Der Ständerat hat sich bei den Direktzahlungen für die Wiedereinführung dieser drei Grenzwerte ausgesprochen. Uniterre gibt dem Grenzwert bezüglich der Fläche absolute Priorität und hofft, dass der Nationalrat einer Wiedereinführung desselben zustimmt. So wird dem Wettstreit um Land Einhalt geboten, der sonst auf Kosten der kleinen Betriebe und somit auf Kosten der Agrodiversität stattfinden wird. Die strukturellen Auswirkungen wären massiv; viele Betriebe würden zusammengelegt auf das Risiko hin, dass dadurch Kolosse auf tönernen Füssen entstehen, die aus Kostengründen von künftigen Generationen nicht übernommen werden können. In der EU ist dieses Szenario Tatsache geworden und deshalb verlangen viele europäische Bauernorganisationen die Einführung von degressiven Beiträgen bezüglich der Fläche. Die Schweiz ist der EU eine Nasenlänge voraus - sollen wir zurückfallen? Bei den Grenzwerten für Einkommen und Vermögen verstehen wir die politische Schwierigkeit einer Beibehaltung. Unserer Ansicht nach beinhalten sie mehrere Nachteile: Die Einberechnung von betriebsexternen Einkommen der Partner oder aussergewöhnliche Schwankungen beim Einkommen können zu Kürzungen der Direktzahlungen führen. Beim Vermögensgrenzwert wird auch der Betrieb einkalkuliert, so ist er nicht immer angemessen und stellt für kleine Betriebe nicht unbedingt einen Vorteil dar. Ein grosser Betrieb, dessen Buchhaltung gut organisiert ist, kann den Vermögensgrenzwert umgehen, wohingegen ein kleiner Betrieb in Dorfzone bestraft werden könnte. Wir bitten den Nationalrat, dem Ständerat zu folgen und bezüglich der Fläche wieder degressive Direktzahlungen einzuführen.
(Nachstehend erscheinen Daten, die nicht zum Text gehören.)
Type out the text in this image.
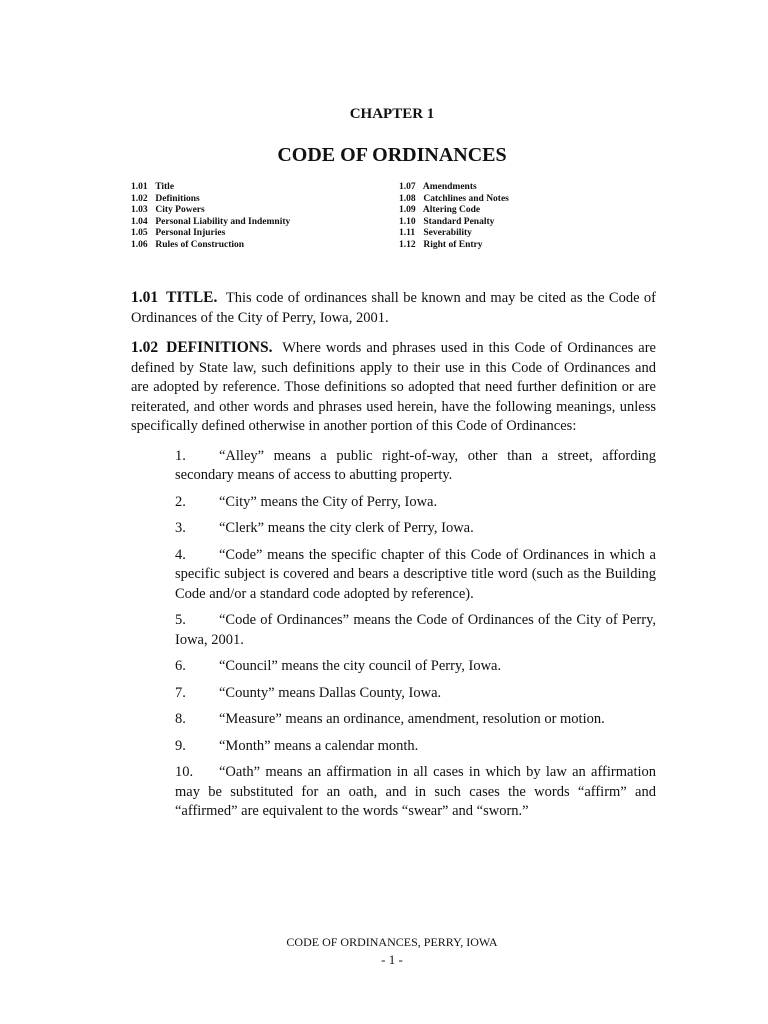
CHAPTER 1
CODE OF ORDINANCES
1.01 Title
1.02 Definitions
1.03 City Powers
1.04 Personal Liability and Indemnity
1.05 Personal Injuries
1.06 Rules of Construction
1.07 Amendments
1.08 Catchlines and Notes
1.09 Altering Code
1.10 Standard Penalty
1.11 Severability
1.12 Right of Entry

1.01 TITLE. This code of ordinances shall be known and may be cited as the Code of Ordinances of the City of Perry, Iowa, 2001.

1.02 DEFINITIONS. Where words and phrases used in this Code of Ordinances are defined by State law, such definitions apply to their use in this Code of Ordinances and are adopted by reference. Those definitions so adopted that need further definition or are reiterated, and other words and phrases used herein, have the following meanings, unless specifically defined otherwise in another portion of this Code of Ordinances:

1. “Alley” means a public right-of-way, other than a street, affording secondary means of access to abutting property.

2. “City” means the City of Perry, Iowa.

3. “Clerk” means the city clerk of Perry, Iowa.

4. “Code” means the specific chapter of this Code of Ordinances in which a specific subject is covered and bears a descriptive title word (such as the Building Code and/or a standard code adopted by reference).

5. “Code of Ordinances” means the Code of Ordinances of the City of Perry, Iowa, 2001.

6. “Council” means the city council of Perry, Iowa.

7. “County” means Dallas County, Iowa.

8. “Measure” means an ordinance, amendment, resolution or motion.

9. “Month” means a calendar month.

10. “Oath” means an affirmation in all cases in which by law an affirmation may be substituted for an oath, and in such cases the words “affirm” and “affirmed” are equivalent to the words “swear” and “sworn.”

CODE OF ORDINANCES, PERRY, IOWA
- 1 -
Direktzahlungen für bewirtschaftete Böden in der Bauzone (Art. 70a, Abs. 1, Bst. d)

Uniterre hat sich immer dafür eingesetzt, dass nicht der Eintrag im Grundbuchregister zählt, sondern die effektive Nutzung der Parzellen. So werden seit Jahren zahlreiche Hektaren in ausgeschiedenen Bauzonen bewirtschaftet und daran wird sich angesichts der Langsamkeit der Bauprojekte vermutlich auch in Zukunft nichts ändern. Warum sollen Bewirtschafter, oftmals nur Pächter, bestraft werden, obwohl sie nach allen Regeln der Agrarpolitik auf einer Parzelle Nahrungsmittel herstellen oder die Natur pflegen? Eine solche Massnahme würde besonders die periurbane Landwirtschaft benachteiligen. Der Nationalrat besass die Weisheit, diese Massnahme abzulehnen, während der Ständerat ein Kompromiss vorsieht, der auf den neu ausgeschiedenen Zonen beruht. Leider diskriminiert ist dieser Kompromiss die Kantone, und also die Bauern dieser Kantone, die bisher bei der Ausscheidung von Bauland eher strikt waren. Das ist nicht korrekt. Wir fordern den Nationalrat auf, seine Position beizubehalten.

Landwirtschaftsnahe Tätigkeiten (Art. 2, Abs. 5 und Art. 3, Abs. 1bis und Art. 89a)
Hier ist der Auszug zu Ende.